I hear Kyle scream in pain.
And Pike escapes into the shadows, holding Kara close to him.
My baby.
Is gone.
I remember her baby breath on my face as I held her close to me.
The way her tiny hand squeezed my finger.
The weight of her against my chest at night while we slept, in between midnight feedings and diaper changes.
How exhausted I was those first few months, dealing with the
loss of my mother, a newborn baby to care for, and Caleb and Kyle, in their own grief and anger.
The joy I felt at her first word, her first tooth, her first attempts at walking.
And I remember my very first words to her after our mother died. My promise to her. "I'll protect you."
Kara is mine.
And this bastard isn't getting my daughter.
I will not break that promise.
Kaden has Kyle.
I need to get to Pike before he's gone.
My feet and hands have healed themselves, and though pain still floats in me like an ever-present houseguest, I push myself to stand and force myself forward.

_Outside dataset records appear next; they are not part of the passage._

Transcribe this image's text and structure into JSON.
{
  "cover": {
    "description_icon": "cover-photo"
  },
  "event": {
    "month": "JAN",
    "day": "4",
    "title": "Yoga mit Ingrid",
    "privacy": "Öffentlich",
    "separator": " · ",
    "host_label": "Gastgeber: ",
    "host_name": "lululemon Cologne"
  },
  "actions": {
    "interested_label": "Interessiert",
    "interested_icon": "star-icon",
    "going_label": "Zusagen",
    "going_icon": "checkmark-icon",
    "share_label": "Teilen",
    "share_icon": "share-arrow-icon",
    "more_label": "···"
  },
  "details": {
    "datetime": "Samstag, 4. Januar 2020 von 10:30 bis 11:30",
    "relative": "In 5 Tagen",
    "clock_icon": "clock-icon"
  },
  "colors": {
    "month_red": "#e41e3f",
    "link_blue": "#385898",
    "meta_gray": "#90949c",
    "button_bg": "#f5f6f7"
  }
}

I run through the shadows, through the dark streets, as fast as I can. Faster than I have ever moved. So fast everything around me is a blur.
I don't have a weapon, but I think back to what Kaden did, how his body transformed. I concentrate, and my arm changes, my hand extending, turning into a crystal claw. I stare at it a moment, in awe of what I'm doing with these new powers, flexing and moving this weapon that I now wear as a second skin.
Pike won't get away.
I catch up to him, surprising both of us I think, as he turns to see me, shock in his eyes.
I strike, ready to kill him with my crystal claw, preparing myself to grab Kara before she falls, but Pike is too fast.
He slashes up with his scythe, a trail of fire in its wake.
It takes me at my legs, slashing my body in two.
The scythe cuts through my neck.
And everything goes black.
Eleven
Sanctuary
The shock of coming to consciousness is not one I can easily describe. I thrash about trying to feel if my whole body is still complete. It is. Was I having a nightmare? Am I dreaming now? The pain of my evisceration is still heavy in my mind, but as the seconds pass, the memory flees, as if it was only an imagined thing. My eyes spring open, and I search around, looking for something familiar.